What won't happen with this release is the same debacle that afflicted Glitter, Mariah's last project. Glitter -- the worst movie of 2001 -- was undermined by many things including possible theft of some of its music by Jennifer Lopez and Ja Rule, courtesy of Sony Music.
But all that is behind Mariah now, I am told. And certainly it's incumbent upon Doug Morris and Lyor Cohen of Universal to have a big, big hit with Carey right away.
Ironically, Mariah's single will debut just a week or so after Whitney Houston's new album is released on Arista. This column reported on July 10 that Houston's new single, "Whatchulookinat," had been leaked to radio stations.
It was catchy -- no doubt about it. But according to Radio & Records, which monitors airplay, almost no one is playing it. (Give it a spin, guys! The voice is better than ever.)
This is kind of interesting since I heard recently that one of the four major networks (Fox, ABC, NBC, CBS) inquired on Houston's behalf about a special featuring the two divas. I'm told however that Carey's advisors declined the opportunity.
Daniel Day-Lewis is the likely winner of this year's best actor awards (wait 'til you see him in Gangs of New York -- but more about that after Labor Day).
Day-Lewis doesn't like to do publicity.

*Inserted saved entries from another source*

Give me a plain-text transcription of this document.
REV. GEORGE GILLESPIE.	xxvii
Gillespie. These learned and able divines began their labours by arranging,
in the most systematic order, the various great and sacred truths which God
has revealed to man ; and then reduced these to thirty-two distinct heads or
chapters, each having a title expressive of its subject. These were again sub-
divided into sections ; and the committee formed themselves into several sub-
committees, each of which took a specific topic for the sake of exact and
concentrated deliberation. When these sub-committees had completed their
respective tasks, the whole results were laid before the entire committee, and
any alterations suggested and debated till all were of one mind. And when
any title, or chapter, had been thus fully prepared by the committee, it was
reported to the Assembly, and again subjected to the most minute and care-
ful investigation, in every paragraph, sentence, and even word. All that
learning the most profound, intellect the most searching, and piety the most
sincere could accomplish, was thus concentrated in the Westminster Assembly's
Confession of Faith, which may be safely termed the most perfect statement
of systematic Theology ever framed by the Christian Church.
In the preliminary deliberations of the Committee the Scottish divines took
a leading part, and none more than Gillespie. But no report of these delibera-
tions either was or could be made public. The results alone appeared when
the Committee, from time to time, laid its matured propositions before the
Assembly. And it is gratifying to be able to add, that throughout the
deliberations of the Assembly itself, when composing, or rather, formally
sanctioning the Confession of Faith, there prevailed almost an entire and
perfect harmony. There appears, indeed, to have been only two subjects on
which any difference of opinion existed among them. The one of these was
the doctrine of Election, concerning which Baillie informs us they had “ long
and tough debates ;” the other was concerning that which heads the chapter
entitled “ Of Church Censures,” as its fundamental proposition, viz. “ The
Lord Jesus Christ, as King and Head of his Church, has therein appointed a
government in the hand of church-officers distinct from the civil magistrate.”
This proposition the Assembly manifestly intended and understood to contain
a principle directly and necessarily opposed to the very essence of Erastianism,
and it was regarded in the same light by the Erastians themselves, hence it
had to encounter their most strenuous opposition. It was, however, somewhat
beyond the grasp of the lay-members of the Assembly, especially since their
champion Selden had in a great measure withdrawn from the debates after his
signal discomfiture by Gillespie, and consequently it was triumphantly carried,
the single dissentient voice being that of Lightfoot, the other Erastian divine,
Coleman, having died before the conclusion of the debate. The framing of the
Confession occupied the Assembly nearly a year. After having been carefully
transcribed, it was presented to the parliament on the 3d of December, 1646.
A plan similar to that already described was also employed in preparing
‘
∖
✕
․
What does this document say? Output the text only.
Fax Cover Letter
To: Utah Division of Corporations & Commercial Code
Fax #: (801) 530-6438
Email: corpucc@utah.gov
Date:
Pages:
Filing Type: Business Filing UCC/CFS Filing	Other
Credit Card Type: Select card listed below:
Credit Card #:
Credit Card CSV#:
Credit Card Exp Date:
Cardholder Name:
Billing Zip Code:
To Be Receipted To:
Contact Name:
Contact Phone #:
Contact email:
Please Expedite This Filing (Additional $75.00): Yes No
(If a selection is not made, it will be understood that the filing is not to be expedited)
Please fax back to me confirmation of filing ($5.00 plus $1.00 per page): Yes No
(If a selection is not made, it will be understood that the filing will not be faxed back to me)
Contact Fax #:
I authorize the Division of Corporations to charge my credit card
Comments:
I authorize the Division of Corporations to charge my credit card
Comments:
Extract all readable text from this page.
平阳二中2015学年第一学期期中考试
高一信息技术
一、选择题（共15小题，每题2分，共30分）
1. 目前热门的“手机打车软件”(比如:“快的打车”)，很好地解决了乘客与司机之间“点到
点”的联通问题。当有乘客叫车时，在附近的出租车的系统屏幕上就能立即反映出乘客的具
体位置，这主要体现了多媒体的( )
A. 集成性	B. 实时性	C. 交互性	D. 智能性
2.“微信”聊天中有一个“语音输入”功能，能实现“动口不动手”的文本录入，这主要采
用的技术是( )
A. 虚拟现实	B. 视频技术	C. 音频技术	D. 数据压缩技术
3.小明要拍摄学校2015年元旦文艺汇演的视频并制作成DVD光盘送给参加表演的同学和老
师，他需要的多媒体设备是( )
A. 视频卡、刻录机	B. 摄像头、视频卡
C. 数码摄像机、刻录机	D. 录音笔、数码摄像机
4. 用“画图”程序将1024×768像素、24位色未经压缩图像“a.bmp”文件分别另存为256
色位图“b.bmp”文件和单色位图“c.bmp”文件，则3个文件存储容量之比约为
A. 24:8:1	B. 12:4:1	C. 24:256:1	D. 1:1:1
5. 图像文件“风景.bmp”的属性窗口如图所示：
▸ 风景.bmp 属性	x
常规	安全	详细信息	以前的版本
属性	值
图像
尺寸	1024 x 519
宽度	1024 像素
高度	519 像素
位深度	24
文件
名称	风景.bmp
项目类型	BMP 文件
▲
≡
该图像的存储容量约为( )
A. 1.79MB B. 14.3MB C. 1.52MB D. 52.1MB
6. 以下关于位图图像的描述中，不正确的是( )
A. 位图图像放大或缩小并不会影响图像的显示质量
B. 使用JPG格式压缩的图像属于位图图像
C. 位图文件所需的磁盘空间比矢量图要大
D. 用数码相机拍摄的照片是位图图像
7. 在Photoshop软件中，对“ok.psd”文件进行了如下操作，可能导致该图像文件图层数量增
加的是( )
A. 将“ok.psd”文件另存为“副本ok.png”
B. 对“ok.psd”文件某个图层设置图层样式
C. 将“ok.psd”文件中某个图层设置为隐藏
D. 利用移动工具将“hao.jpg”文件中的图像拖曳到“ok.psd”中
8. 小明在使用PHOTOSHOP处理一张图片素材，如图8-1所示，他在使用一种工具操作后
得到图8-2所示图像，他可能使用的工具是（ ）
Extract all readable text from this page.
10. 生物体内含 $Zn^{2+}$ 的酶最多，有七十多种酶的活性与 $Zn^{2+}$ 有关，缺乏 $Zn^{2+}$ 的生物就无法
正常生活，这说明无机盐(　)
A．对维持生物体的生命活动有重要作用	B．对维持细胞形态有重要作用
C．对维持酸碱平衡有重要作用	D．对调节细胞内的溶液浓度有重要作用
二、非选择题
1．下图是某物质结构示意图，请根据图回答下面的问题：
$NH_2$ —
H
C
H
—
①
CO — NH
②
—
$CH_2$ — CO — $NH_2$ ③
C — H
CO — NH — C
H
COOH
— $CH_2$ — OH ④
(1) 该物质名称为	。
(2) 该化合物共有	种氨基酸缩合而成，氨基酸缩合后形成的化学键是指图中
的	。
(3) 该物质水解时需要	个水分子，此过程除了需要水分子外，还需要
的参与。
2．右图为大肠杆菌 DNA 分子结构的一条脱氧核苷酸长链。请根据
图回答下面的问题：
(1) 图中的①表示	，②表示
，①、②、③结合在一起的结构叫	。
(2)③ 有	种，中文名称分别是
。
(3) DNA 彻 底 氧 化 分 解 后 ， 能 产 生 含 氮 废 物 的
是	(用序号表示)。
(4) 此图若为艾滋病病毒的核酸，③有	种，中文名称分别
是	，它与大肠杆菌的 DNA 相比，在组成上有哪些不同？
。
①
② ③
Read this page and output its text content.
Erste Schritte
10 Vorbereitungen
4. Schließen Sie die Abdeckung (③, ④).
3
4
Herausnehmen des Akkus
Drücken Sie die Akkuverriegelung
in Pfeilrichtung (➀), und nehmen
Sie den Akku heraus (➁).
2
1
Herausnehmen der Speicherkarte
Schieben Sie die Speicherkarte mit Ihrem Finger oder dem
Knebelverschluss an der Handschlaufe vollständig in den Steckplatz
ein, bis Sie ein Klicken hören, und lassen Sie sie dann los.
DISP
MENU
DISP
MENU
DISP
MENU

Heck, he doesn't like to make movies, and he was all but retired and cobbling shoes in Florence (I'm not kidding) when Harvey Weinstein pulled him by the ear to the set of Gangs.
But don't expect Day-Lewis to show Weinstein any love when the awards come pouring in. (Miramax only put up $90 million or more to make Martin Scorsese's ideas come alive on the screen.)
In the new issue of Premiere the reticent Day-Lewis says though that Weinstein's insistence wasn't his impetus to return to the screen. "I have great affection for the man," he tells Premiere, "but Harvey hasn't gotten the message that I am playing this part in spite of him -- not because of him."
Rather, it was the chance to work again with Scorsese, explains Day-Lewis. "For me, he [Scorsese], is it ... Harvey has me over a barrel because he knows I would do anything for Martin," Day-Lewis told the magazine. "I would never speak about filmmaking in this way if it were not for the necessary business of repaying the debt."
I hope this guy warms a little toward the Oscar process soon (he's already won for My Left Foot). His performance in Gangs is a revelation, the kind that people will be talking about, imitating, praising, and using as a standard for years to come.